The code below produces noisy sound followed by laughter. I think the noisy sound is mainly because the model was only trained with speech. Probably you could try normalize the audio before giving it to your model?

import torchaudio
import torch

model = torch.hub.load("kaiidams/soundstream-pytorch", "soundstream_16khz")
x, sr = torchaudio.load('/content/ORIGINAL_AUDIO.wav')
x, sr = torchaudio.functional.resample(x, sr, 16000), 16000
x = 0.9 * x / x.max()
with torch.no_grad():
    y = model.encode(x)
    # y = y[:, :, :4]  # if you want to reduce code size.
    z = model.decode(y)
torchaudio.save('output.wav', z, sr)

audio_pretrained_normalized.zip

761347 commented 2 months ago

Thank you so much for your quickly. The mistake I was making was exactly the one you are talking about. My new dataset normalize the audio but when I applied the model to the audio i wasn't doing it. Thank you very much!

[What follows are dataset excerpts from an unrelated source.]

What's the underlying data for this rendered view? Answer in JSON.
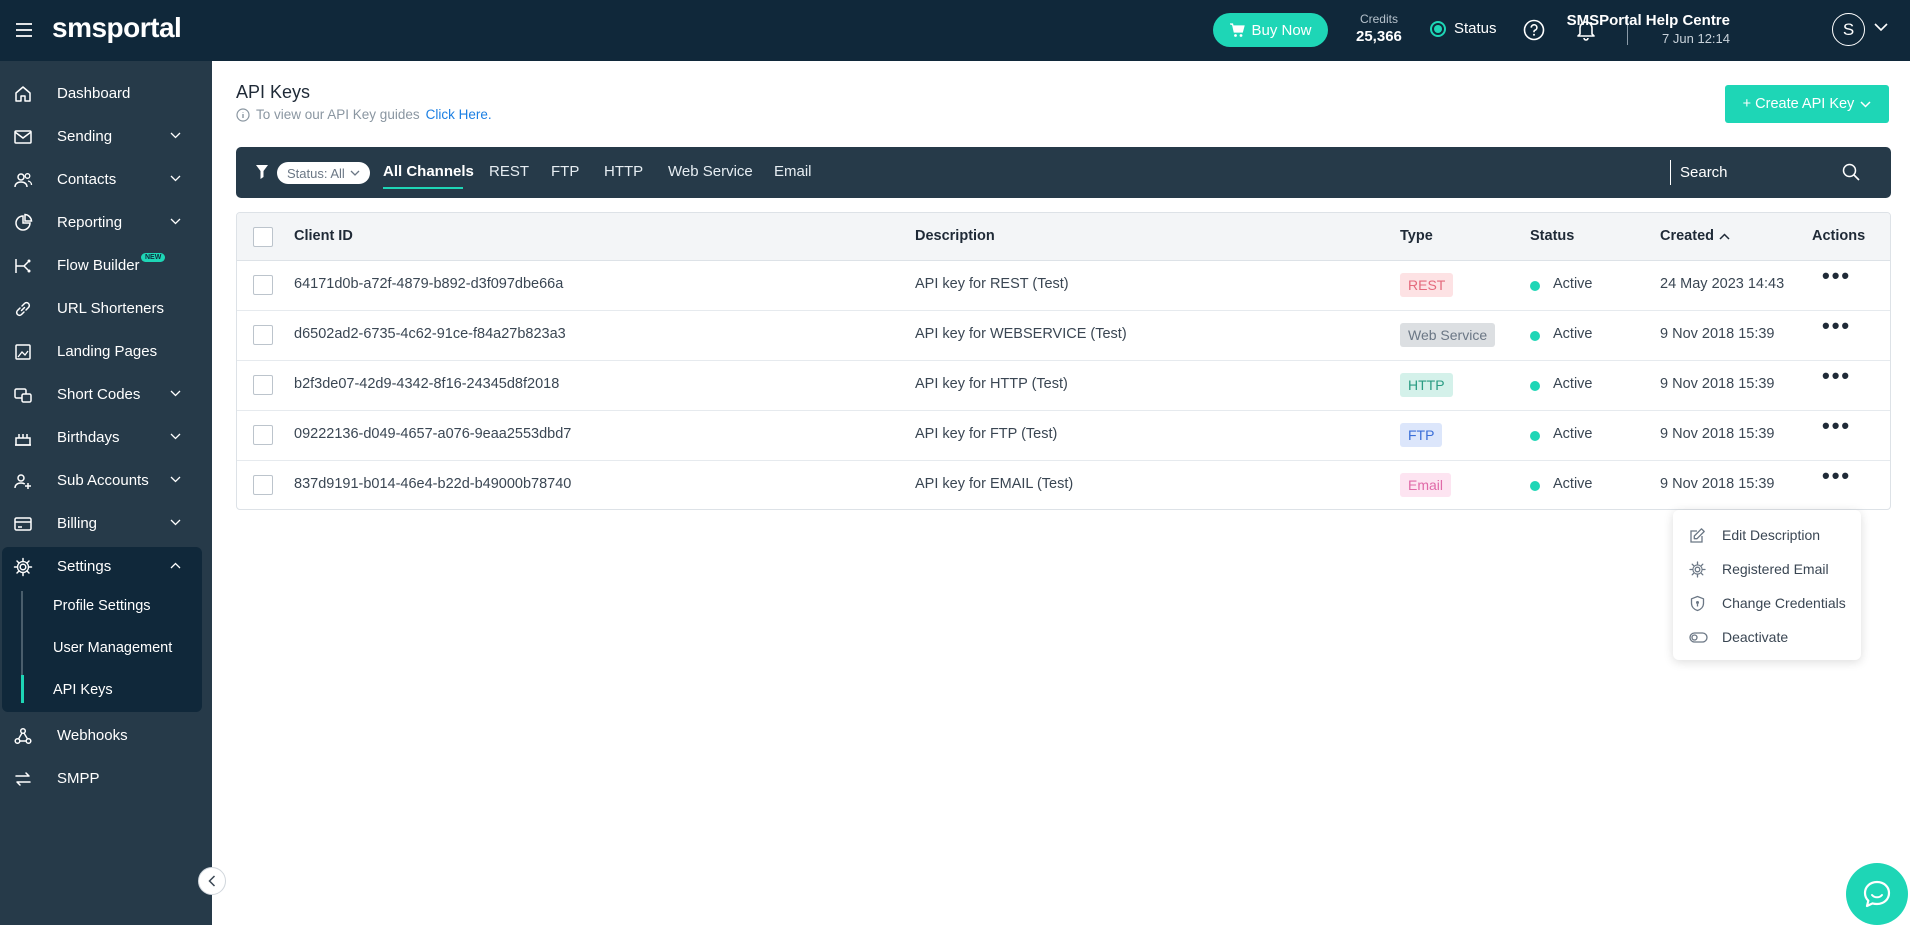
{
  "topbar": {
    "logo": "smsportal",
    "buy_now": "Buy Now",
    "credits_label": "Credits",
    "credits_value": "25,366",
    "status_label": "Status",
    "help_centre": "SMSPortal Help Centre",
    "datetime": "7 Jun 12:14",
    "avatar_initial": "S"
  },
  "sidebar": {
    "items": [
      {
        "label": "Dashboard"
      },
      {
        "label": "Sending"
      },
      {
        "label": "Contacts"
      },
      {
        "label": "Reporting"
      },
      {
        "label": "Flow Builder",
        "badge": "NEW"
      },
      {
        "label": "URL Shorteners"
      },
      {
        "label": "Landing Pages"
      },
      {
        "label": "Short Codes"
      },
      {
        "label": "Birthdays"
      },
      {
        "label": "Sub Accounts"
      },
      {
        "label": "Billing"
      },
      {
        "label": "Settings"
      },
      {
        "label": "Webhooks"
      },
      {
        "label": "SMPP"
      }
    ],
    "settings_sub": [
      {
        "label": "Profile Settings"
      },
      {
        "label": "User Management"
      },
      {
        "label": "API Keys"
      }
    ]
  },
  "page": {
    "title": "API Keys",
    "guide_text": "To view our API Key guides",
    "guide_link": "Click Here.",
    "create_button": "+ Create API Key"
  },
  "filters": {
    "status_pill": "Status: All",
    "tabs": [
      "All Channels",
      "REST",
      "FTP",
      "HTTP",
      "Web Service",
      "Email"
    ],
    "search_placeholder": "Search"
  },
  "table": {
    "headers": {
      "client_id": "Client ID",
      "description": "Description",
      "type": "Type",
      "status": "Status",
      "created": "Created",
      "actions": "Actions"
    },
    "rows": [
      {
        "client_id": "64171d0b-a72f-4879-b892-d3f097dbe66a",
        "description": "API key for REST (Test)",
        "type": "REST",
        "status": "Active",
        "created": "24 May 2023 14:43"
      },
      {
        "client_id": "d6502ad2-6735-4c62-91ce-f84a27b823a3",
        "description": "API key for WEBSERVICE (Test)",
        "type": "Web Service",
        "status": "Active",
        "created": "9 Nov 2018 15:39"
      },
      {
        "client_id": "b2f3de07-42d9-4342-8f16-24345d8f2018",
        "description": "API key for HTTP (Test)",
        "type": "HTTP",
        "status": "Active",
        "created": "9 Nov 2018 15:39"
      },
      {
        "client_id": "09222136-d049-4657-a076-9eaa2553dbd7",
        "description": "API key for FTP (Test)",
        "type": "FTP",
        "status": "Active",
        "created": "9 Nov 2018 15:39"
      },
      {
        "client_id": "837d9191-b014-46e4-b22d-b49000b78740",
        "description": "API key for EMAIL (Test)",
        "type": "Email",
        "status": "Active",
        "created": "9 Nov 2018 15:39"
      }
    ]
  },
  "row_menu": {
    "items": [
      "Edit Description",
      "Registered Email",
      "Change Credentials",
      "Deactivate"
    ]
  },
  "colors": {
    "accent": "#1ed6b6",
    "topbar": "#10283a",
    "sidebar": "#263a49"
  }
}
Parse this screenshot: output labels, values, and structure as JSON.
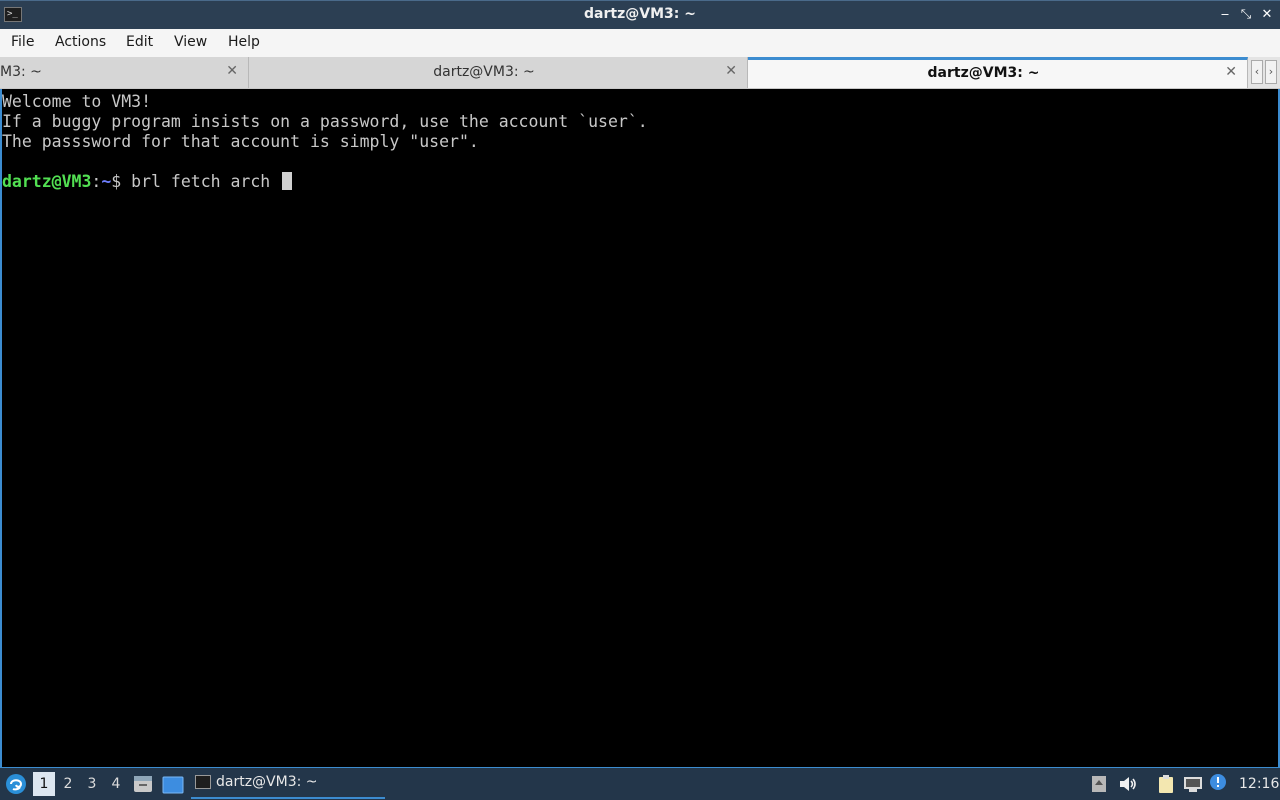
{
  "window": {
    "title": "dartz@VM3: ~",
    "app_icon": "terminal-icon",
    "app_icon_glyph": ">_",
    "minimize_glyph": "‒",
    "maximize_glyph": "⤡",
    "close_glyph": "✕"
  },
  "menu": {
    "file": "File",
    "actions": "Actions",
    "edit": "Edit",
    "view": "View",
    "help": "Help"
  },
  "tabs": [
    {
      "label": "M3: ~",
      "active": false
    },
    {
      "label": "dartz@VM3: ~",
      "active": false
    },
    {
      "label": "dartz@VM3: ~",
      "active": true
    }
  ],
  "tab_close_glyph": "✕",
  "tab_scroll": {
    "left": "‹",
    "right": "›"
  },
  "terminal": {
    "lines": [
      "Welcome to VM3!",
      "If a buggy program insists on a password, use the account `user`.",
      "The passsword for that account is simply \"user\".",
      ""
    ],
    "prompt": {
      "user_host": "dartz@VM3",
      "separator": ":",
      "path": "~",
      "symbol": "$ ",
      "command": "brl fetch arch "
    },
    "colors": {
      "user_host": "#52e052",
      "path": "#6f7fff",
      "text": "#c8c8c8"
    }
  },
  "taskbar": {
    "desktops": [
      "1",
      "2",
      "3",
      "4"
    ],
    "active_desktop": "1",
    "task_label": "dartz@VM3: ~",
    "clock": "12:16"
  },
  "colors": {
    "titlebar": "#2c3f53",
    "accent": "#3c8cd0",
    "taskbar": "#23364a"
  }
}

Now I'm trying to train the network but I can't get rid of the noise. I have tried different accuracies and training rates (9e-3 to 1e-6). Can you think of anything I can try to improve it? I am training the network with a single audio.

You can see the results in the following images: codes_entropy Codes entropy num_replaced Num replaced g_rec_loss G rec loss

kaiidams commented 2 months ago

These are numbers for LIBRISPEECH.

g_stft_loss	g_wave_loss	g_feat_loss	g_rec_loss	q_loss	g_loss	codes_entropy	d_stft_loss	d_wave_loss	d_loss	num_replaced	epoch	step
8.765625	2.03125	0.035614	13.462036	0.385002	20.735474	6.826962	0.0	1.387695	1.041016	0.0	24	21487

Spikes of entropy in your case is expected it jumps when some of codes are replaced. Rec loss is flat after 1.5k, which is higher than mine. What is the total time of training audio? If it is too short, it may stop learning soon after steps.